There was a long pause. A seagull drifted by and hovered wobbly in the wind above the large barren beach.
"Are you able to write?” she asked, finally.
“No, not at all."
“I’m sorry. It’ll happen. How’s your father?”
“He’s good.”
“Does he know?”
“Yeah, he knows. Everyone knows. Look, I gotta go. I just wanted to make sure you paid the rent.”
“Wait. When are you coming home? I love you so much. I’m so sorry. I can’t take this.”
“I gotta go. I’ll call you in about a week.”
It was about a fifteen minute drive through the park back to the cabin. He didn’t pass a single car. Everything looked dead and grey. Thin low clouds raced across the mountains like wisps of smoke. Maybe I’ll just stay here? he thought. Why not? What the hell's difference?

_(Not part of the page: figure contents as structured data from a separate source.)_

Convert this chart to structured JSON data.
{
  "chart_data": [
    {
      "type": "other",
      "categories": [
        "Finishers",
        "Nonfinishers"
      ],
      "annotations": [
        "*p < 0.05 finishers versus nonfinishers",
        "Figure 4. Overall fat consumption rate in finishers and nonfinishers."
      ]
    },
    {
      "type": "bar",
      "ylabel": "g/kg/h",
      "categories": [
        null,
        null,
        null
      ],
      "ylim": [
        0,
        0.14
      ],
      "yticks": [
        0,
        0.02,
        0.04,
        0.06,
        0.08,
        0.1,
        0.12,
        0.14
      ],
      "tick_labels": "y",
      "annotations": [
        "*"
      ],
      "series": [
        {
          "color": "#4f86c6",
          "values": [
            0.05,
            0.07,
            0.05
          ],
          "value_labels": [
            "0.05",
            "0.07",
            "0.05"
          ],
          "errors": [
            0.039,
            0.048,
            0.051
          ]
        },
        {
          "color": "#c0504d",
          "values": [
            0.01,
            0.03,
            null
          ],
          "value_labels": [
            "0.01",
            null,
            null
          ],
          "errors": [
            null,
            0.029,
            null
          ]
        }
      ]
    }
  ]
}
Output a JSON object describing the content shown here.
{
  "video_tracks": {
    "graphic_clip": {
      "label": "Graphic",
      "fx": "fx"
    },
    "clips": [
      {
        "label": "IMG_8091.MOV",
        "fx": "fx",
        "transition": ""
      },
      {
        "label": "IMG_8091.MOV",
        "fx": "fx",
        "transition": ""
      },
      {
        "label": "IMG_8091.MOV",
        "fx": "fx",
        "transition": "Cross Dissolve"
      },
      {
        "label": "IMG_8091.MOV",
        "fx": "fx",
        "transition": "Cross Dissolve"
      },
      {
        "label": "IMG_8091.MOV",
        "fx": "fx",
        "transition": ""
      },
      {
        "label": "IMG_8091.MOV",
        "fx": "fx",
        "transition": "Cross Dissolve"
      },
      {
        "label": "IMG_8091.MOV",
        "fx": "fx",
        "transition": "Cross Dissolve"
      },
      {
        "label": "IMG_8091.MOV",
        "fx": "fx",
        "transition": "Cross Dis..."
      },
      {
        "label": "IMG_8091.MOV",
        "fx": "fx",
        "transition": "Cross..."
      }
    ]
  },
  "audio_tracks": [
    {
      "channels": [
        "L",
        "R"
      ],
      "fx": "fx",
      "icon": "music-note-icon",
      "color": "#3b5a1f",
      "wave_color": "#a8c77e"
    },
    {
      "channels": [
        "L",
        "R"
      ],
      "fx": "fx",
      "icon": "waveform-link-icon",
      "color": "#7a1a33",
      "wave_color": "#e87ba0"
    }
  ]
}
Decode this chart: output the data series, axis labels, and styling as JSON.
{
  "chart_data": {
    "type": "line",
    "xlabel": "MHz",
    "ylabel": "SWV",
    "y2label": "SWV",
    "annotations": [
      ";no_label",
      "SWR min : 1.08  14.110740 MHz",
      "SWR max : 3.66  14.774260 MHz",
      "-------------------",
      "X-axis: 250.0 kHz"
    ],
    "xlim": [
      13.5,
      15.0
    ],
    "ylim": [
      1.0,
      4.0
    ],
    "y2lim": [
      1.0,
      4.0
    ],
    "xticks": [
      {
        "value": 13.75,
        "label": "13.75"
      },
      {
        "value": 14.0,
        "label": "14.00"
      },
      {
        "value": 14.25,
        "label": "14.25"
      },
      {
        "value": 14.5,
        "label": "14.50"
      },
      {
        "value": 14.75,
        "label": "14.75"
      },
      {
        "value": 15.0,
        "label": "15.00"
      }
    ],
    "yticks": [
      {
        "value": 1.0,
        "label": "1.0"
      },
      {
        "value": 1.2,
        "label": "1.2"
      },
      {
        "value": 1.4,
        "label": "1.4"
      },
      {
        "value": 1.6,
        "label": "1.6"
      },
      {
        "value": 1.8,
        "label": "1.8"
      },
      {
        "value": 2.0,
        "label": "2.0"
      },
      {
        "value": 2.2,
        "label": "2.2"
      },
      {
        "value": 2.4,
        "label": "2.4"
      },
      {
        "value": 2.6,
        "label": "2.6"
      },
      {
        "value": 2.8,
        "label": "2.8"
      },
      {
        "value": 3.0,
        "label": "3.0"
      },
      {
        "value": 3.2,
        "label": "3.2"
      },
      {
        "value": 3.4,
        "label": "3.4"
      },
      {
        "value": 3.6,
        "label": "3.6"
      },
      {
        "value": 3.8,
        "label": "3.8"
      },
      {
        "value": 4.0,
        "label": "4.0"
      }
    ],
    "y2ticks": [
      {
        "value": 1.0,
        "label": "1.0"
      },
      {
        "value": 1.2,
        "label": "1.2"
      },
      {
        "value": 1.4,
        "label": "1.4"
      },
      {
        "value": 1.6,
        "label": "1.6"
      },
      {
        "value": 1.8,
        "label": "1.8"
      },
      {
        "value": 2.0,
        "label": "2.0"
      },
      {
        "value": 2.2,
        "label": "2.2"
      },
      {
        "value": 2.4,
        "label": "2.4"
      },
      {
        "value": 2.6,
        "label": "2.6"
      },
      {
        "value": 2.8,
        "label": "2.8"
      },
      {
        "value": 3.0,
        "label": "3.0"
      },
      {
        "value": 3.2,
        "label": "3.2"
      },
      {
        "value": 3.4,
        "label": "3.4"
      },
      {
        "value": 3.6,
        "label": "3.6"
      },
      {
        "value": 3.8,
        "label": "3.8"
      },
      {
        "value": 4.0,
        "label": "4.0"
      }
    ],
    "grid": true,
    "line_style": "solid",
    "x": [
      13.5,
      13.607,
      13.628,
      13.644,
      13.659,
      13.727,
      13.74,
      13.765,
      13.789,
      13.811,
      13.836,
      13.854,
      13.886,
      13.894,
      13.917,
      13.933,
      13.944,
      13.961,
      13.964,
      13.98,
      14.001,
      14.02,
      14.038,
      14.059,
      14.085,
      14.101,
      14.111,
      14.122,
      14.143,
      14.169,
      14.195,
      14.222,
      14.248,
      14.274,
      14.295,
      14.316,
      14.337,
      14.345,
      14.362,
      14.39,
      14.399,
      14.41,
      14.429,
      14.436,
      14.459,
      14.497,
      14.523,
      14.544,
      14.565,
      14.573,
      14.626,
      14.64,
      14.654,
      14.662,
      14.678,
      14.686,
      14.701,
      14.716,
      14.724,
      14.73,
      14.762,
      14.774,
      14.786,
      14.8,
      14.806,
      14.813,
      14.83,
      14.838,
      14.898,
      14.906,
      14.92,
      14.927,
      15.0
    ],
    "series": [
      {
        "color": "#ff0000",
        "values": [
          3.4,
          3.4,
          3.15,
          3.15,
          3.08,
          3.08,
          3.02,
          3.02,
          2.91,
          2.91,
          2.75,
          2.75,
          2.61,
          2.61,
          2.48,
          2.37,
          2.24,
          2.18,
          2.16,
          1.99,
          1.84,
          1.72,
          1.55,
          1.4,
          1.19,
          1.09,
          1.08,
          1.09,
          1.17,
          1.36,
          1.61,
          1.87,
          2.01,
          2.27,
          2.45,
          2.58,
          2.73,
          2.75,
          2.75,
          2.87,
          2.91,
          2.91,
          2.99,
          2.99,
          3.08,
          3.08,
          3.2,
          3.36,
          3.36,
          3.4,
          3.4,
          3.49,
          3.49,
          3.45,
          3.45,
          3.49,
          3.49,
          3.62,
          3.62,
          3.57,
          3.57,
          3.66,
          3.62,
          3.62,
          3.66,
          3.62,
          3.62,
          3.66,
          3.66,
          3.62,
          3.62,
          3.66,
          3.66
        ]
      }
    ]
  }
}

It was sunny the next morning when he awoke. He laid in bed for a while, listening to the noisy flock of geese which slept each night in the field behind the cabin. He didn't even try to write when he got up. Instead, he decided he would finally go fishing like he had planned to all along, at that place beside the spillway of the dam where they stocked the water with trout, where nearly every time he had driven on the highway back to his father's he had seen the same two old men sitting in their folding chairs with their poles sticking out. He had a couple cups of coffee and a pack of instant oatmeal and then he collected all the gear his father had leant him and the pole and some other things he had bought for himself at Walmart, and he put all of this in the back of the Jeep and drove around the lake and back through the park until he found a little pull-off on the side of the road where he parked beside a large white truck. He climbed out of the Jeep and gathered all his things and he carried them down the path through the trees to the opening where the two old men were sitting just as he had seen them before, in their chairs by the water with their poles sticking out. There was a little red Igloo cooler on the ground between them and one of them was casting a line.